Cuentos Orientales (1)

Las diferencias aparentes


Cuatro viajero provenientes de distintos países que seguían la misma ruta juntaron el poco dinero que tenían para comprar comida.
-El persa dijo: comparemos angur.

-El árabe contestó: no, yo quiero inab.
-El turco no estuvo de acuerdo y exclamó: de eso nada, yo comeré uzum.
-El griego protestó diciendo: lo que compraremos será stafil.
Como ninguno sabía lo que significaban las palabras de los demás, comenzaron a pelear entre sí.
Tenían información, pero carecían de conocimiento.
Pasó por allí un hombre que dijo:
-Yo puedo satisfacer el deseo de todos ustedes, denme su dinero.

Los viajeros accedieron a la solicitud del recién llegado. Al cabo de un rato, el hombre regresó con aquello que todos habían mencionado sin saber que se referían a lo mismo: uvas.

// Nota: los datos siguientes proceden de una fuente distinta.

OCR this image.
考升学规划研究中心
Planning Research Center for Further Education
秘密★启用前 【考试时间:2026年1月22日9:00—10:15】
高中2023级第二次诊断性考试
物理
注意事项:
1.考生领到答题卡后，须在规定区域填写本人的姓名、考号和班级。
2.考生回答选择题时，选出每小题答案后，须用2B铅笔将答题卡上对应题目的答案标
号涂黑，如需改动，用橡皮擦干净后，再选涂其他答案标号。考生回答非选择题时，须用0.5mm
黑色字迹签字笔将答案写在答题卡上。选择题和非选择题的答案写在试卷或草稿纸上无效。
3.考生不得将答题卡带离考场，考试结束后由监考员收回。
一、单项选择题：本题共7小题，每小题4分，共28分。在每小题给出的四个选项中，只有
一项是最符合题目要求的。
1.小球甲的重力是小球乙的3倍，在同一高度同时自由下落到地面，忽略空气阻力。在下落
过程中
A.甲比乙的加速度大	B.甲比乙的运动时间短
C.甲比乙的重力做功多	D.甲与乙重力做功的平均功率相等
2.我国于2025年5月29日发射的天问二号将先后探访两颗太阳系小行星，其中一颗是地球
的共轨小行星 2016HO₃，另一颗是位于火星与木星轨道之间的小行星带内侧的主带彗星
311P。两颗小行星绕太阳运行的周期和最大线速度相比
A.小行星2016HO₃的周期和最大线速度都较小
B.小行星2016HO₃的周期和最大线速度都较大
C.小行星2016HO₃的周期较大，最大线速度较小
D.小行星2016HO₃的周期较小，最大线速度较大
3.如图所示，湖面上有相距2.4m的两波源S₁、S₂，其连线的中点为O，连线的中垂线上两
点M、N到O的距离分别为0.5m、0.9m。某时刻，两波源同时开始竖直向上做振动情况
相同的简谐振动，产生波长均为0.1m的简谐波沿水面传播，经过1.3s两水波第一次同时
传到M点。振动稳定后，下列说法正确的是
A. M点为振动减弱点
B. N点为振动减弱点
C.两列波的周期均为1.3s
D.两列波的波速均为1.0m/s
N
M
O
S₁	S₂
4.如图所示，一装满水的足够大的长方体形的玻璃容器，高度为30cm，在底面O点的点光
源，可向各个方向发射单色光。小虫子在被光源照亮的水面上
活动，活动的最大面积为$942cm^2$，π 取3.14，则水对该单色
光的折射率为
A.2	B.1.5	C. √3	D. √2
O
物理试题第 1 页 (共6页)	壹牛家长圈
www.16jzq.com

La dificultad de aprender verdaderamente

En cierta ocasión, un hombre de gran erudición, fue a visitar a un anciano que estaba considerado como un sabio. Llevaba la intención de declararse discípulo suyo y aprender de su conocimiento. Cuando llegó a su presencia, manifestó sus pretensiones pero no pudo evitar el dejar constancia de su condición de erudito, opinando y sentenciando sobre cualquier tema a la menor ocasión que tenía oportunidad. En un momento de la visita, el sabio lo invitó a tomar una taza de té. El erudito aceptó, aprovechando para hacer un breve discurso sobre los beneficios del té, sus distintas clases, métodos de cultivo y producción. Cuando la humeante tetera llegó a la mesa, el sabio empezó a servir el té sobre la taza de su invitado. Inmediatamente, la taza comenzó a rebosar, pero el sabio continuaba vertiendo té impasiblemente, derramándose ya el líquido sobre el suelo.

-¿Qué haces insensato? -clamó el erudito-. ¿No ves que la taza ya está llena?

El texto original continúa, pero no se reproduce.